Collaboration with an enemy occupation happens for complex reasons. Economic advantage; political ideology; long-smouldering personal vendettas and jealousies; socio-economic or racial grievances; a repressed desire for revenge on those who once had power, and used it to the disadvantage of those now seeking vengeance – all of these factors can coalesce to create the Quisling type.
Hong Kong, from its mid-19th century urban beginnings, was the kind of society that encouraged collaborators; the most successful Chinese businessmen were those prepared to shamelessly operate under a foreign flag for their own benefit. Personal motivations – however much their descendants may wish to rewrite family pathways to prosperity – were basic. Financial gain and the Devil take the hindmost summed these people up.
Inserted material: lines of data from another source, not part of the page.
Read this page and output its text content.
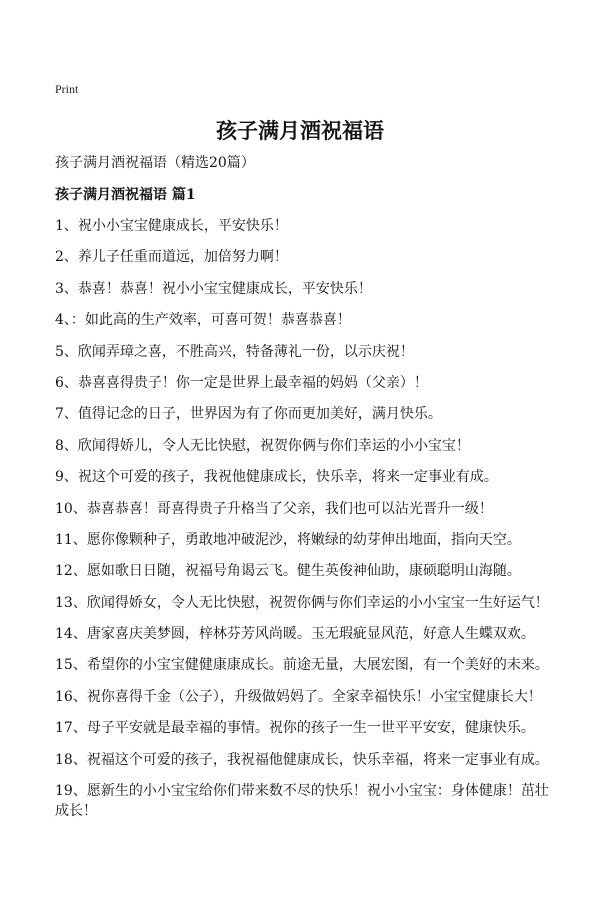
Print
孩子满月酒祝福语
孩子满月酒祝福语（精选20篇）
孩子满月酒祝福语 篇1
1、祝小小宝宝健康成长，平安快乐！
2、养儿子任重而道远，加倍努力啊！
3、恭喜！恭喜！祝小小宝宝健康成长，平安快乐！
4、：如此高的生产效率，可喜可贺！恭喜恭喜！
5、欣闻弄璋之喜，不胜高兴，特备薄礼一份，以示庆祝！
6、恭喜喜得贵子！你一定是世界上最幸福的妈妈（父亲）！
7、值得记念的日子，世界因为有了你而更加美好，满月快乐。
8、欣闻得娇儿，令人无比快慰，祝贺你俩与你们幸运的小小宝宝！
9、祝这个可爱的孩子，我祝他健康成长，快乐幸，将来一定事业有成。
10、恭喜恭喜！哥喜得贵子升格当了父亲，我们也可以沾光晋升一级！
11、愿你像颗种子，勇敢地冲破泥沙，将嫩绿的幼芽伸出地面，指向天空。
12、愿如歌日日随，祝福号角谒云飞。健生英俊神仙助，康硕聪明山海随。
13、欣闻得娇女，令人无比快慰，祝贺你俩与你们幸运的小小宝宝一生好运气！
14、唐家喜庆美梦圆，梓林芬芳风尚暖。玉无瑕疵显风范，好意人生蝶双欢。
15、希望你的小宝宝健健康康成长。前途无量，大展宏图，有一个美好的未来。
16、祝你喜得千金（公子），升级做妈妈了。全家幸福快乐！小宝宝健康长大！
17、母子平安就是最幸福的事情。祝你的孩子一生一世平平安安，健康快乐。
18、祝福这个可爱的孩子，我祝福他健康成长，快乐幸福，将来一定事业有成。
19、愿新生的小小宝宝给你们带来数不尽的快乐！祝小小宝宝：身体健康！茁壮成长！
In any filthy body of water, scum rapidly rises to the surface when stirred up, and so it has always been in Hong Kong. It was much the same a century later, during the Japanese occupation period.
In The Hidden Years: Hong Kong 1941-1945 (1967), author John Luff noted, “There were those who valued their skins, whatever their colour, above patriotism and decency. These people did not turn on their countrymen but merely turned their coats.” Others, motivated by a complex web of simmering personal grudges, deep-seated racial animosities, a sadistic enjoyment of power – especially over the weak and vulnerable – and the ever-present inducement of easy financial gain, made good wartime stooges.

Among the vilest collaborators was George Wong. For the pre-war manager of a Kowloon motor garage, financial inducement was a key factor. He became a driver for the Koa Kikan – the Japanese secret intelligence service – then a paid Chinese agent/informer, and eventually evolved into the chief local thug for the Kempeitai, the Gestapo-trained Japanese secret police.